Ofsted have recently admitted some of this, although of course not apologised for it. The new Head of Ofsted has said some sensible things, which is encouraging. Meanwhile, your friend and mine Sir MIchael is still bleating on about levels of progress and targets and results. Someone said recently that after the apocalypse there will only be Ken Livingstone talking about Hitler and Tim Farron talking about gay sex… I’d add to the list Mikey boy and his exam results data.

Unfortunately Wilshaw’s tenure at the top of Ofsted overlapped with one Michael Gove’s time as Secretary of State for Education. Like a nightmare photographic negative of The Chuckle Brothers, they wrought untold damage on the system. I’ve written here about the problem with education secretaries.
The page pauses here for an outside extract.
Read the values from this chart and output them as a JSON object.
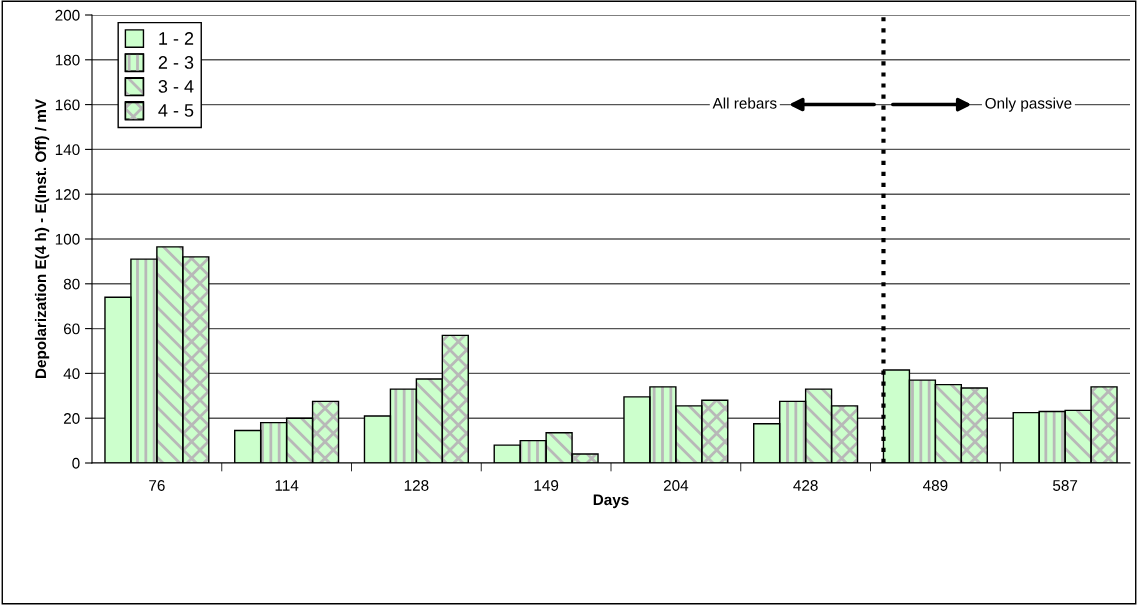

They were both terrible for schools, but in a way Michael was worse partly because he was in post longer, and also because as a teacher himself he should have known better.

So, Sir Mike, that’s why I lay at your door the charge of severely damaging the schools you were responsible for improving. Your decisions are a large part of the reason teachers rightly complain about stress and workload and why so many decided to leave a profession which at times felt like it had the fun and the joy drained out of it it by your penchant for data. I hope that your own thinking has shown sufficient levels of progress to realise the error of your ways. But I fear insight is a significant gap on the spreadsheet of your abilities.